Upon the death of President William Henry Harrison thirty days into his term, Vice President John Tyler took office, and would serve for the remaining 47 months of Harrison's four year term. Despite the fact that Harrison and Tyler were both members of the Whig Party, Tyler found much of the Whig platform unconstitutional, and he vetoed several bills favored by party leader Henry Clay. In 1841 Tyler was forced out of the Whig Party after continued contention with Whig leaders. One year later, the Whig Party was routed in the 1842 House elections, where the party lost sixty-nine seats. By 1844, the Whigs would lose control of the Senate.

After being expelled from the Whig Party, Tyler attempted to return to the Democratic Party, but the still pro-Van Buren party would not allow him to enter. This led to Tyler's realization that the only way he could maintain his legacy was to show public support for a proposed annexation of Texas.

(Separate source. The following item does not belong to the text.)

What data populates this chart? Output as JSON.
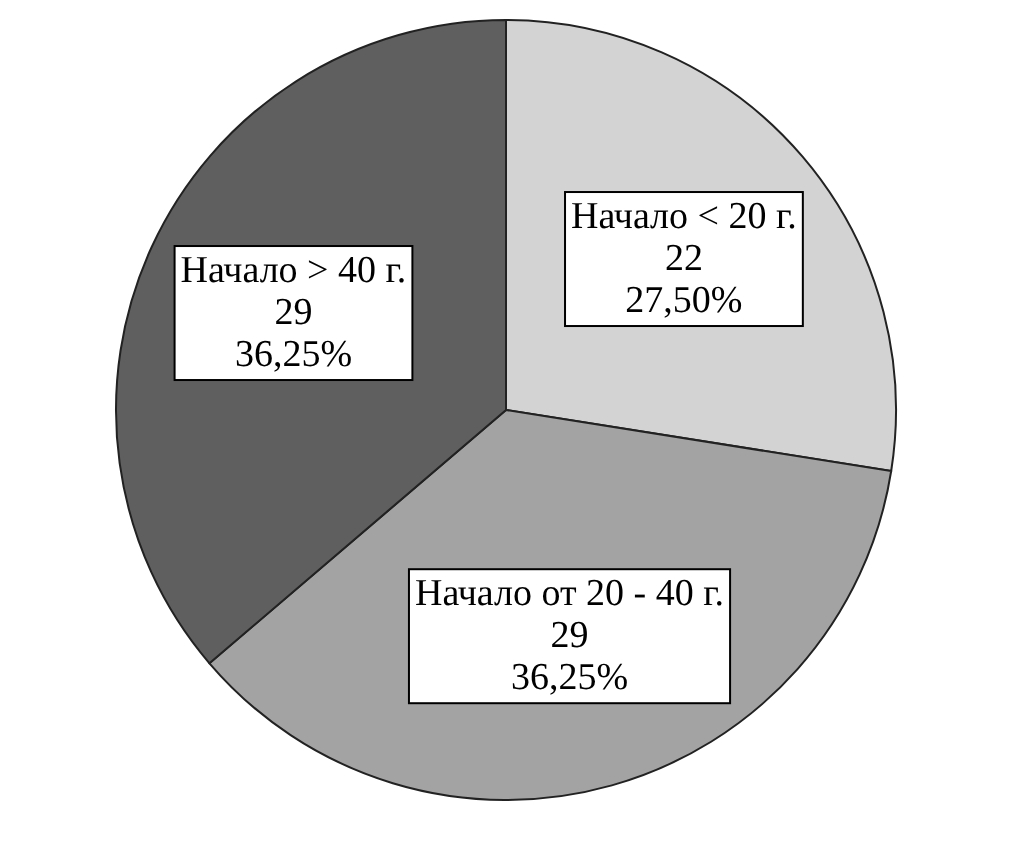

On the same day as the Democratic Convention, thousands of Tyler supporters marched to Baltimore, Maryland, and held their own convention. They believed that the Democrats, deadlocked between Martin Van Buren and Lewis Cass, would choose Tyler as a compromise candidate to unite the party. Democratic editor James Gordon Bennett Sr. of the New York Herald, then among the most popular newspapers in the country, would tacitly lend his support to Tyler's nomination. Tyler would additionally endorse a smaller newspaper, The Madisonian, as his campaign's official organ. However, the Democrats instead chose James K. Polk, a former Speaker of the House, as their candidate, much to the dismay of the Tylerites.

==Party platform==
Despite the fact that Tyler was determined to win another term, his new party lacked a national party platform, although previously-held state Tyler conventions had written platforms. Several state Tyler conventions nominated former vice president Richard Mentor Johnson for the vice presidency, and Johnson consented to being Tyler's running mate. The issue that held precedence for Tyler was the annexation of Texas, which was made limp by Polk's announcement of his support in favor of annexation.

==Merger==
By late July and early August, Tyler and the Democrats had entered negotiations. The Democrats aimed to prevent Tyler from spoiling the election and giving the victory to Henry Clay, while Tyler hoped for the Democrats to commit themselves to the annexation of Texas. Andrew Jackson sent word to Tyler saying that if the president withdrew from the race, that he would at least have the pleasure of taking Clay down with him. With assurances that his followers would be welcomed into the Democratic ranks, Tyler announced the end of his candidacy on August 20 and threw his meager support to Polk. Polk would narrowly defeat Clay in the election and would follow through on Tyler's late order to annex Texas, eventually culminating in the Mexican–American War.